“Investors look as if they increasingly fear the central bank will become more aggressive with the pace of interest rates to try and curb inflation, given May’s cost of living figures were higher than expected,” Russ Mold, investment director at AJ Bell, said in commentary Tuesday. “A decision to raise rates by more than half a percentage point could cause chaos in the markets and put a bigger dent into investors’ portfolios than they’ve already seen this year.”
The S&P 500, which plunged 3.9 percent Monday to push into a bear market – defined as a 20 percent drop from a recent high – edged up 0.5 percent after opening bell Tuesday. The tech-heavy Nasdaq rebounded 0.7 percent after losing more than 4.7 percent the day before. The Dow Jones industrial average edged up 0.2 percent.
The three indexes come into Tuesday’s session with deep deficits on the year: The S&P 500 has slumped 21 percent in 2022 and the Dow 16 percent. The Nasdaq, deep into its own bear market, has shed nearly 31 percent.
Cboe’s volatility index, known as Wall Street’s “fear gauge,” is up 92 percent for the year according to MarketWatch.
“Fears of stagflation have hit the highest level since 2008, while global economic growth optimism has sunk to a record low,” Ivan Feinseth, chief investment officer at Tigress Financial Partners, said Tuesday in a commentary.
What is stagflation? Here’s why it matters and what you should know.
Cryptocurrencies continued their precipitous plunge as investors flocked to safer ground, with bitcoin careening below $ 22,000. Back in November, it was trading above $ 65,000.
Coinbase, the biggest cryptocurrency trading platform, announced Tuesday that it would slash its workforce by 18 percent – at least 1,000 positions by current head counts – as it prepares for another possible recession and “crypto winter,” according to chief executive Brian Armstrong. The company’s shares slumped 7 percent in early trading.
Armstrong’s comments echo those of Jamie Dimon, Elon Musk and other executives that have been signaling caution about the state of the economy. More than 15,000 tech workers were laid off last month according to data from Layoffs.fyi, the highest since the early days of the pandemic.
2022 has already delivered a nonstop storm of uncertainty for investors and companies, from a vexed supply chain to labor shortages, soaring prices and the vast fallout from the war in Ukraine.
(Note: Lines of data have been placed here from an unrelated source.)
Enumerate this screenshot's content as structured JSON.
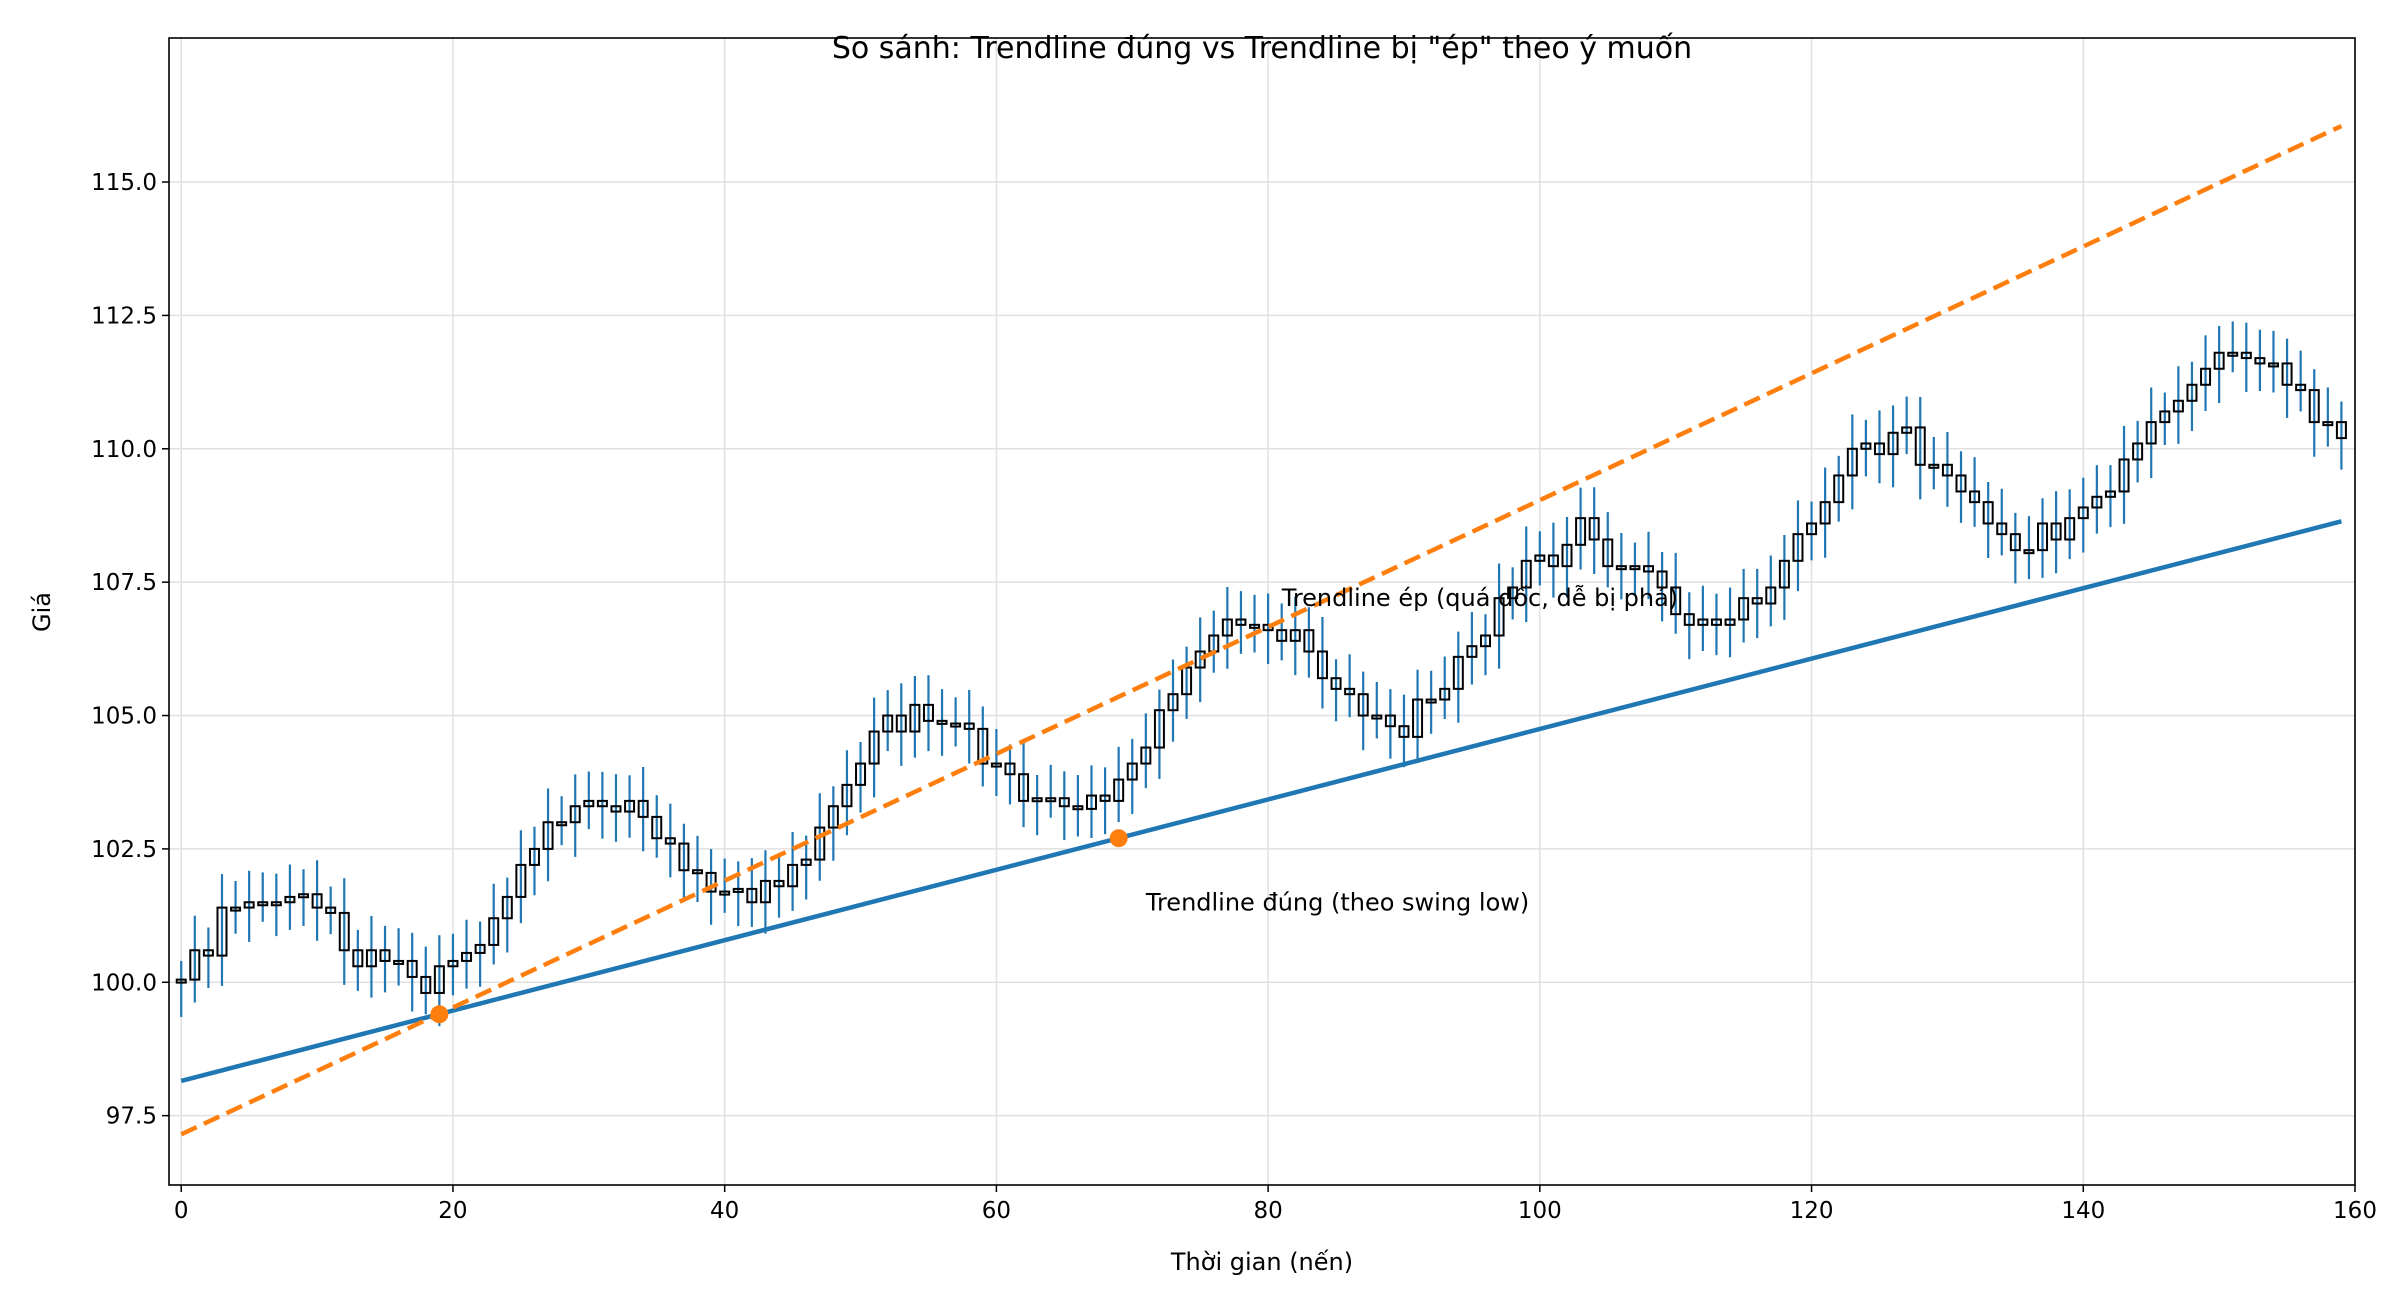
{
  "chart_data": {
    "type": "candlestick",
    "title": "So sánh: Trendline đúng vs Trendline bị \"ép\" theo ý muốn",
    "xlabel": "Thời gian (nến)",
    "ylabel": "Giá",
    "xlim": [
      -0.9,
      160
    ],
    "ylim": [
      96.2,
      117.7
    ],
    "xticks": [
      0,
      20,
      40,
      60,
      80,
      100,
      120,
      140,
      160
    ],
    "yticks": [
      "97.5",
      "100.0",
      "102.5",
      "105.0",
      "107.5",
      "110.0",
      "112.5",
      "115.0"
    ],
    "grid": true,
    "candle_close": [
      100.05,
      100.6,
      100.5,
      101.4,
      101.4,
      101.5,
      101.5,
      101.5,
      101.6,
      101.65,
      101.4,
      101.3,
      100.6,
      100.3,
      100.6,
      100.4,
      100.4,
      100.1,
      99.8,
      100.3,
      100.4,
      100.55,
      100.7,
      101.2,
      101.6,
      102.2,
      102.5,
      103.0,
      103.0,
      103.3,
      103.4,
      103.3,
      103.2,
      103.4,
      103.1,
      102.7,
      102.6,
      102.1,
      102.05,
      101.7,
      101.7,
      101.75,
      101.5,
      101.9,
      101.8,
      102.2,
      102.3,
      102.9,
      103.3,
      103.7,
      104.1,
      104.7,
      105.0,
      104.7,
      105.2,
      104.9,
      104.85,
      104.85,
      104.75,
      104.1,
      104.1,
      103.9,
      103.4,
      103.45,
      103.45,
      103.3,
      103.25,
      103.5,
      103.4,
      103.8,
      104.1,
      104.4,
      105.1,
      105.4,
      105.9,
      106.2,
      106.5,
      106.8,
      106.7,
      106.7,
      106.6,
      106.4,
      106.6,
      106.2,
      105.7,
      105.5,
      105.4,
      105.0,
      105.0,
      104.8,
      104.6,
      105.3,
      105.3,
      105.5,
      106.1,
      106.3,
      106.5,
      107.2,
      107.4,
      107.9,
      108.0,
      107.8,
      108.2,
      108.7,
      108.3,
      107.8,
      107.8,
      107.8,
      107.7,
      107.4,
      106.9,
      106.7,
      106.8,
      106.7,
      106.8,
      107.2,
      107.1,
      107.4,
      107.9,
      108.4,
      108.6,
      109.0,
      109.5,
      110.0,
      110.1,
      109.9,
      110.3,
      110.4,
      109.7,
      109.7,
      109.5,
      109.2,
      109.0,
      108.6,
      108.4,
      108.1,
      108.1,
      108.6,
      108.3,
      108.7,
      108.9,
      109.1,
      109.2,
      109.8,
      110.1,
      110.5,
      110.7,
      110.9,
      111.2,
      111.5,
      111.8,
      111.8,
      111.7,
      111.6,
      111.6,
      111.2,
      111.1,
      110.5,
      110.5,
      110.2
    ],
    "lines": [
      {
        "label": "Trendline đúng (theo swing low)",
        "style": "solid",
        "color": "#1f77b4",
        "start": [
          0,
          98.15
        ],
        "end": [
          159,
          108.64
        ],
        "label_at": [
          71,
          101.5
        ]
      },
      {
        "label": "Trendline ép (quá dốc, dễ bị phá)",
        "style": "dashed",
        "color": "#ff7f0e",
        "start": [
          0,
          97.15
        ],
        "end": [
          159,
          116.05
        ],
        "label_at": [
          81,
          107.2
        ]
      }
    ],
    "swing_points": [
      [
        19,
        99.4
      ],
      [
        69,
        102.7
      ]
    ],
    "colors": {
      "wick": "#1f77b4",
      "body": "#000000",
      "marker": "#ff7f0e",
      "grid": "#e0e0e0"
    }
  }
}
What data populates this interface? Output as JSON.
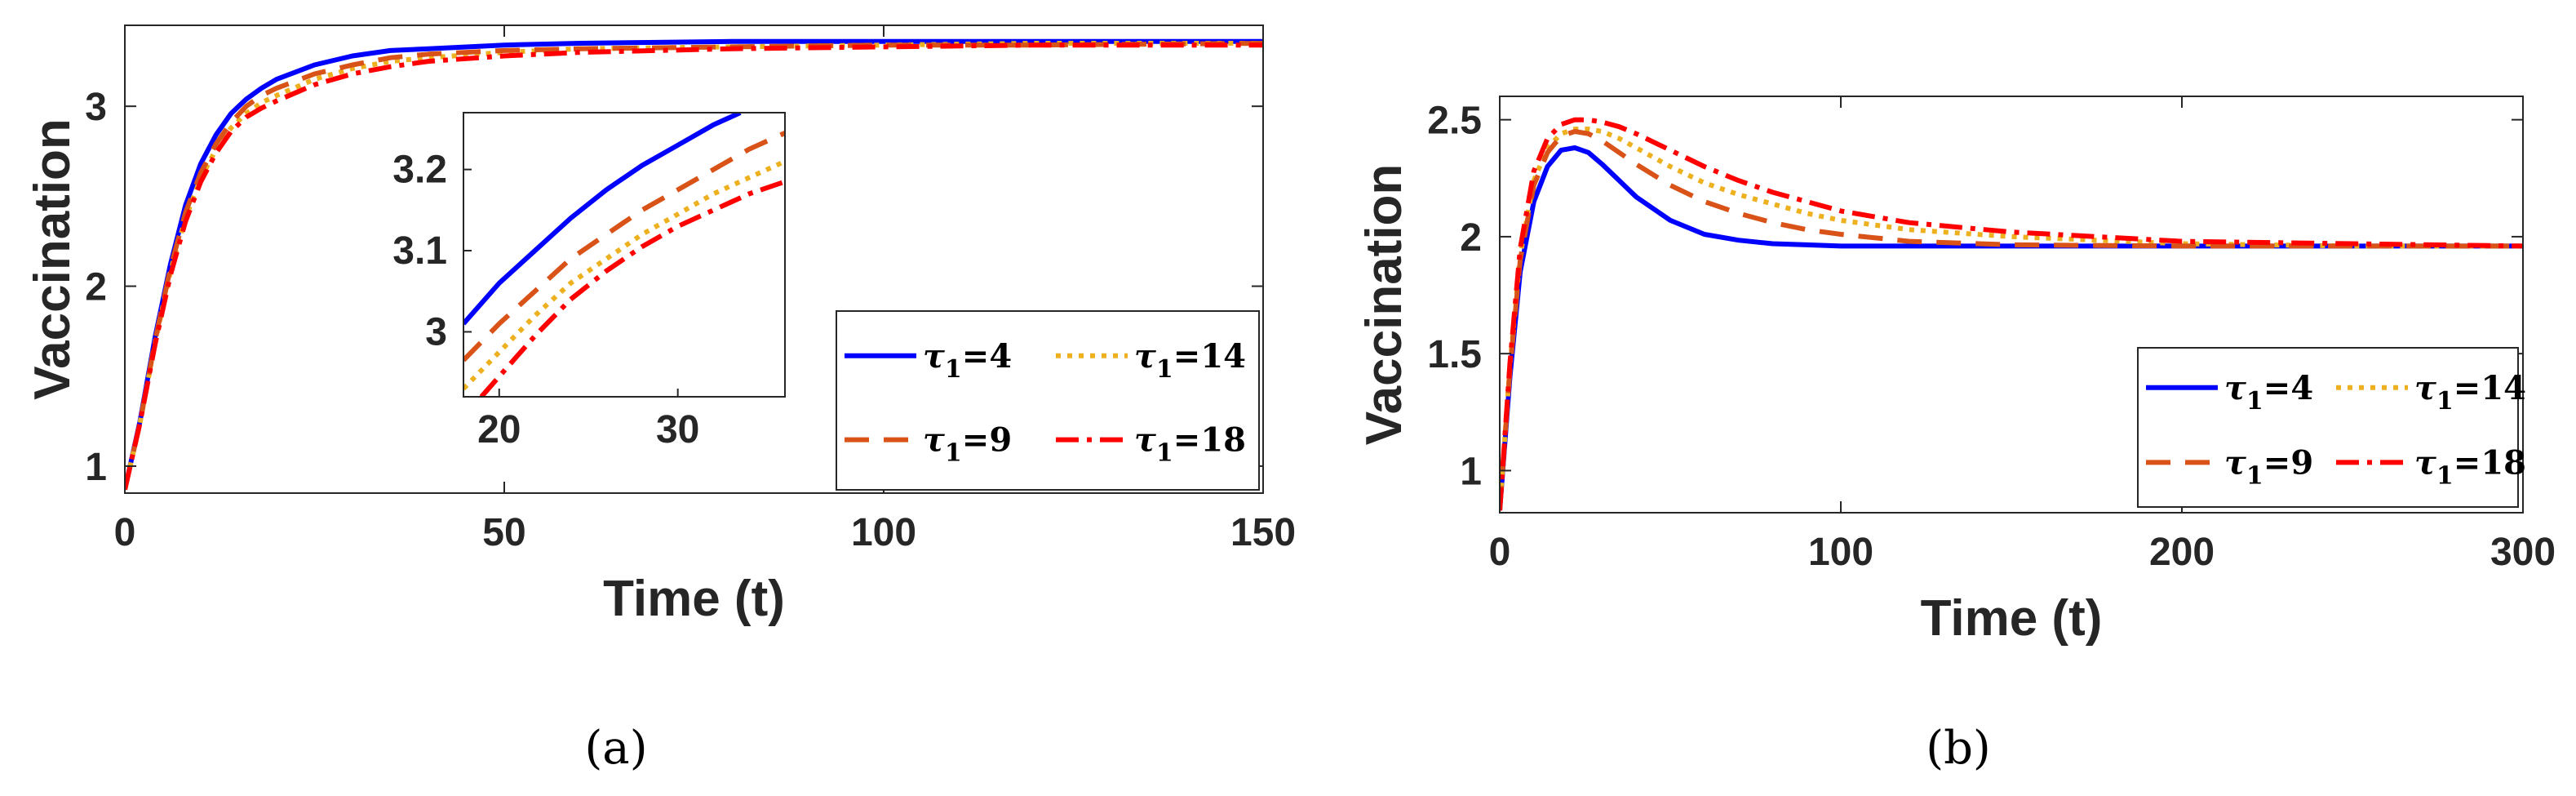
{
  "chart_data": [
    {
      "type": "line",
      "caption": "(a)",
      "xlabel": "Time (t)",
      "ylabel": "Vaccination",
      "xlim": [
        0,
        150
      ],
      "ylim": [
        0.85,
        3.45
      ],
      "xticks": [
        0,
        50,
        100,
        150
      ],
      "yticks": [
        1,
        2,
        3
      ],
      "grid": false,
      "legend": {
        "placement": "bottom-right",
        "columns": 2
      },
      "series": [
        {
          "name": "τ₁=4",
          "name_base": "τ",
          "name_sub": "1",
          "name_value": "=4",
          "color": "#0000ff",
          "dash": "solid",
          "x": [
            0,
            2,
            4,
            6,
            8,
            10,
            12,
            14,
            16,
            18,
            20,
            25,
            30,
            35,
            40,
            50,
            60,
            80,
            100,
            120,
            150
          ],
          "y": [
            0.87,
            1.25,
            1.72,
            2.12,
            2.45,
            2.68,
            2.84,
            2.96,
            3.04,
            3.1,
            3.15,
            3.23,
            3.28,
            3.31,
            3.32,
            3.34,
            3.35,
            3.36,
            3.36,
            3.36,
            3.36
          ]
        },
        {
          "name": "τ₁=14",
          "name_base": "τ",
          "name_sub": "1",
          "name_value": "=14",
          "color": "#edb120",
          "dash": "dotted",
          "x": [
            0,
            2,
            4,
            6,
            8,
            10,
            12,
            14,
            16,
            18,
            20,
            25,
            30,
            35,
            40,
            50,
            60,
            80,
            100,
            120,
            150
          ],
          "y": [
            0.87,
            1.24,
            1.69,
            2.08,
            2.38,
            2.6,
            2.76,
            2.88,
            2.96,
            3.02,
            3.06,
            3.15,
            3.21,
            3.25,
            3.27,
            3.3,
            3.32,
            3.33,
            3.34,
            3.35,
            3.35
          ]
        },
        {
          "name": "τ₁=9",
          "name_base": "τ",
          "name_sub": "1",
          "name_value": "=9",
          "color": "#d95319",
          "dash": "dashed",
          "x": [
            0,
            2,
            4,
            6,
            8,
            10,
            12,
            14,
            16,
            18,
            20,
            25,
            30,
            35,
            40,
            50,
            60,
            80,
            100,
            120,
            150
          ],
          "y": [
            0.87,
            1.24,
            1.7,
            2.1,
            2.41,
            2.63,
            2.79,
            2.91,
            3.0,
            3.06,
            3.1,
            3.18,
            3.23,
            3.27,
            3.29,
            3.31,
            3.32,
            3.33,
            3.34,
            3.34,
            3.35
          ]
        },
        {
          "name": "τ₁=18",
          "name_base": "τ",
          "name_sub": "1",
          "name_value": "=18",
          "color": "#ff0000",
          "dash": "dashdot",
          "x": [
            0,
            2,
            4,
            6,
            8,
            10,
            12,
            14,
            16,
            18,
            20,
            25,
            30,
            35,
            40,
            50,
            60,
            80,
            100,
            120,
            150
          ],
          "y": [
            0.87,
            1.24,
            1.68,
            2.06,
            2.36,
            2.58,
            2.74,
            2.86,
            2.94,
            2.99,
            3.03,
            3.12,
            3.18,
            3.22,
            3.25,
            3.28,
            3.3,
            3.32,
            3.33,
            3.34,
            3.34
          ]
        }
      ],
      "inset": {
        "xlim": [
          18,
          36
        ],
        "ylim": [
          2.92,
          3.27
        ],
        "xticks": [
          20,
          30
        ],
        "yticks": [
          3,
          3.1,
          3.2
        ],
        "series": [
          {
            "color": "#0000ff",
            "dash": "solid",
            "x": [
              18,
              20,
              22,
              24,
              26,
              28,
              30,
              32,
              33.5
            ],
            "y": [
              3.01,
              3.06,
              3.1,
              3.14,
              3.175,
              3.205,
              3.23,
              3.255,
              3.27
            ]
          },
          {
            "color": "#d95319",
            "dash": "dashed",
            "x": [
              18,
              20,
              22,
              24,
              26,
              28,
              30,
              32,
              34,
              36
            ],
            "y": [
              2.965,
              3.01,
              3.05,
              3.09,
              3.12,
              3.15,
              3.175,
              3.2,
              3.225,
              3.245
            ]
          },
          {
            "color": "#edb120",
            "dash": "dotted",
            "x": [
              18,
              20,
              22,
              24,
              26,
              28,
              30,
              32,
              34,
              36
            ],
            "y": [
              2.93,
              2.975,
              3.02,
              3.06,
              3.09,
              3.12,
              3.145,
              3.17,
              3.19,
              3.21
            ]
          },
          {
            "color": "#ff0000",
            "dash": "dashdot",
            "x": [
              19,
              20,
              22,
              24,
              26,
              28,
              30,
              32,
              34,
              36
            ],
            "y": [
              2.92,
              2.945,
              2.995,
              3.04,
              3.075,
              3.105,
              3.13,
              3.15,
              3.17,
              3.185
            ]
          }
        ]
      }
    },
    {
      "type": "line",
      "caption": "(b)",
      "xlabel": "Time (t)",
      "ylabel": "Vaccination",
      "xlim": [
        0,
        300
      ],
      "ylim": [
        0.82,
        2.6
      ],
      "xticks": [
        0,
        100,
        200,
        300
      ],
      "yticks": [
        1,
        1.5,
        2,
        2.5
      ],
      "ytick_labels": [
        "1",
        "1.5",
        "2",
        "2.5"
      ],
      "grid": false,
      "legend": {
        "placement": "bottom-right",
        "columns": 2
      },
      "series": [
        {
          "name": "τ₁=4",
          "name_base": "τ",
          "name_sub": "1",
          "name_value": "=4",
          "color": "#0000ff",
          "dash": "solid",
          "x": [
            0,
            3,
            6,
            10,
            14,
            18,
            22,
            26,
            30,
            35,
            40,
            50,
            60,
            70,
            80,
            90,
            100,
            120,
            150,
            200,
            250,
            300
          ],
          "y": [
            0.83,
            1.4,
            1.85,
            2.15,
            2.3,
            2.37,
            2.38,
            2.36,
            2.31,
            2.24,
            2.17,
            2.07,
            2.01,
            1.985,
            1.97,
            1.965,
            1.96,
            1.96,
            1.96,
            1.96,
            1.96,
            1.96
          ]
        },
        {
          "name": "τ₁=14",
          "name_base": "τ",
          "name_sub": "1",
          "name_value": "=14",
          "color": "#edb120",
          "dash": "dotted",
          "x": [
            0,
            3,
            6,
            10,
            14,
            18,
            22,
            26,
            30,
            35,
            40,
            50,
            60,
            70,
            80,
            90,
            100,
            120,
            150,
            200,
            250,
            300
          ],
          "y": [
            0.83,
            1.45,
            1.92,
            2.24,
            2.38,
            2.44,
            2.46,
            2.46,
            2.45,
            2.42,
            2.38,
            2.3,
            2.23,
            2.18,
            2.14,
            2.1,
            2.07,
            2.03,
            2.0,
            1.97,
            1.96,
            1.96
          ]
        },
        {
          "name": "τ₁=9",
          "name_base": "τ",
          "name_sub": "1",
          "name_value": "=9",
          "color": "#d95319",
          "dash": "dashed",
          "x": [
            0,
            3,
            6,
            10,
            14,
            18,
            22,
            26,
            30,
            35,
            40,
            50,
            60,
            70,
            80,
            90,
            100,
            120,
            150,
            200,
            250,
            300
          ],
          "y": [
            0.83,
            1.43,
            1.9,
            2.22,
            2.36,
            2.43,
            2.45,
            2.44,
            2.41,
            2.36,
            2.31,
            2.22,
            2.15,
            2.1,
            2.06,
            2.03,
            2.01,
            1.98,
            1.965,
            1.96,
            1.96,
            1.96
          ]
        },
        {
          "name": "τ₁=18",
          "name_base": "τ",
          "name_sub": "1",
          "name_value": "=18",
          "color": "#ff0000",
          "dash": "dashdot",
          "x": [
            0,
            3,
            6,
            10,
            14,
            18,
            22,
            26,
            30,
            35,
            40,
            50,
            60,
            70,
            80,
            90,
            100,
            120,
            150,
            200,
            250,
            300
          ],
          "y": [
            0.83,
            1.46,
            1.95,
            2.28,
            2.42,
            2.48,
            2.5,
            2.5,
            2.49,
            2.47,
            2.44,
            2.37,
            2.3,
            2.24,
            2.19,
            2.15,
            2.11,
            2.06,
            2.02,
            1.98,
            1.97,
            1.96
          ]
        }
      ]
    }
  ]
}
Now, the outlook is only getting tougher, dragging down even big names that seemed Teflon throughout much of the pandemic: Amazon’s shares are down nearly 40 percent for the year; Tesla, 46 percent; Meta, 51 percent; and Peloton 72 percent.
In May, consumer prices shot up another 1 percent compared to April to a pandemic-era peak of 8.6 percent according to data from the Bureau of Labor Statistics, as soaring energy, housing and food prices drive up costs at the fastest pace in 40 years .
Wholesale prices are up 10.8 percent from a year ago, according to a recent reading of the Producer Price Index on Tuesday, near a record annual pace as inflation puts pressure on every rung of the supply chain. Transportation and warehousing costs jumped 2.9 percent, suggesting supply chain pressures will continue to weigh on businesses and consumers.
Consumer spending is the primary engine of the US economy, powering roughly 70 percent of the country’s gross domestic product. But evidence is mounting that households are being forced to cut back amid the surging prices; consumer sentiment plummeted 14 percent in May to a record low according to the University of Michigan’s consumer sentiment index.
The national average for gas surpassed $ 5.01 Tuesday, another fresh high according to data tracked by AAA. A year ago, the national average was $ 3.08.